人は目標に近づけば近づくほど、そこへたどりつくためにより多くの努力をするようになる、という性質です。人が目標を達成したいと考えるとき、あとどれだけ残っているかよりも、どれだけ到達したかというとらえ方をするためです。
スタンプカードの実験では何が分かったのですか?
コーヒー1杯ごとに1個スタンプが押され、10個たまると1杯無料になるカードで、2種類が用意されました。1つは10か所でスタンプゼロ、もう1つは12か所ですでに2個押されたもの。無料までに必要なスタンプはどちらも10個で同じですが、はじめから2個押されていたカードのほうが、コーヒーを飲む回数が多くなりました。

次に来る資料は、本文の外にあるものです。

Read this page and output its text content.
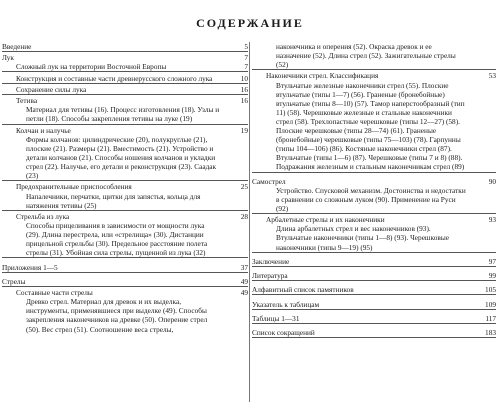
СОДЕРЖАНИЕ
Введение	5
Лук	7
Сложный лук на территории Восточной Европы	7
Конструкция и составные части древнерусского сложного лука	10
Сохранение силы лука	16
Тетива	16
Материал для тетивы (16). Процесс изготовления (18). Узлы и петли (18). Способы закрепления тетивы на луке (19)
Колчан и налучье	19
Формы колчанов: цилиндрические (20), полукруглые (21), плоские (21). Размеры (21). Вместимость (21). Устройство и детали колчанов (21). Способы ношения колчанов и укладки стрел (22). Налучье, его детали и реконструкция (23). Саадак (23)
Предохранительные приспособления	25
Напалечники, перчатки, щитки для запястья, кольца для натяжения тетивы (25)
Стрельба из лука	28
Способы прицеливания в зависимости от мощности лука (29). Длина перестрела, или «стрелища» (30). Дистанции прицельной стрельбы (30). Предельное расстояние полета стрелы (31). Убойная сила стрелы, пущенной из лука (32)
Приложения 1—5	37
Стрелы	49
Составные части стрелы	49
Древко стрел. Материал для древок и их выделка, инструменты, применявшиеся при выделке (49). Способы закрепления наконечников на древке (50). Оперение стрел (50). Вес стрел (51). Соотношение веса стрелы,
наконечника и оперения (52). Окраска древок и ее назначение (52). Длина стрел (52). Зажигательные стрелы (52)
Наконечники стрел. Классификация	53
Втульчатые железные наконечники стрел (55). Плоские втульчатые (типы 1—7) (56). Граненые (бронебойные) втульчатые (типы 8—10) (57). Тамор наперстообразный (тип 11) (58). Черешковые железные и стальные наконечники стрел (58). Трехлопастные черешковые (типы 12—27) (58). Плоские черешковые (типы 28—74) (61). Граненые (бронебойные) черешковые (типы 75—103) (78). Гарпунны (типы 104—106) (86). Костяные наконечники стрел (87). Втульчатые (типы 1—6) (87). Черешковые (типы 7 и 8) (88). Подражания железным и стальным наконечникам стрел (89)
Самострел	90
Устройство. Спусковой механизм. Достоинства и недостатки в сравнении со сложным луком (90). Применение на Руси (92)
Арбалетные стрелы и их наконечники	93
Длина арбалетных стрел и вес наконечников (93). Втульчатые наконечники (типы 1—8) (93). Черешковые наконечники (типы 9—19) (95)
Заключение	97
Литература	99
Алфавитный список памятников	105
Указатель к таблицам	109
Таблицы 1—31	117
Список сокращений	183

小さな会社が明日から実践するには、どうすればいいですか?
お客さま特典をオファーするとき、すでに目標の一部が達成された状況をお客さまに提供してあげることです。スタート地点をゼロにせず、最初から少し進んだ状態にしておく。それだけで、お客さまは自ら進んでその特典をもらうように努力してくれます。
スタンプカード以外に、お客さまの行動をうながす仕掛けはありますか?
「他の人がすでに選んでいる」と見せることです。行列やクチコミ、人気の表示を基準に判断してしまう心理をバンドワゴン効果といいます。実績や利用者の声を見せるだけで、迷っている人の背中を押せます。ただし行列を作るのは心理学でも、行列を維持するのは中身の誠実さです。呼び込んだあとに満足してもらえなければ、その仕掛けは一度きりで終わります。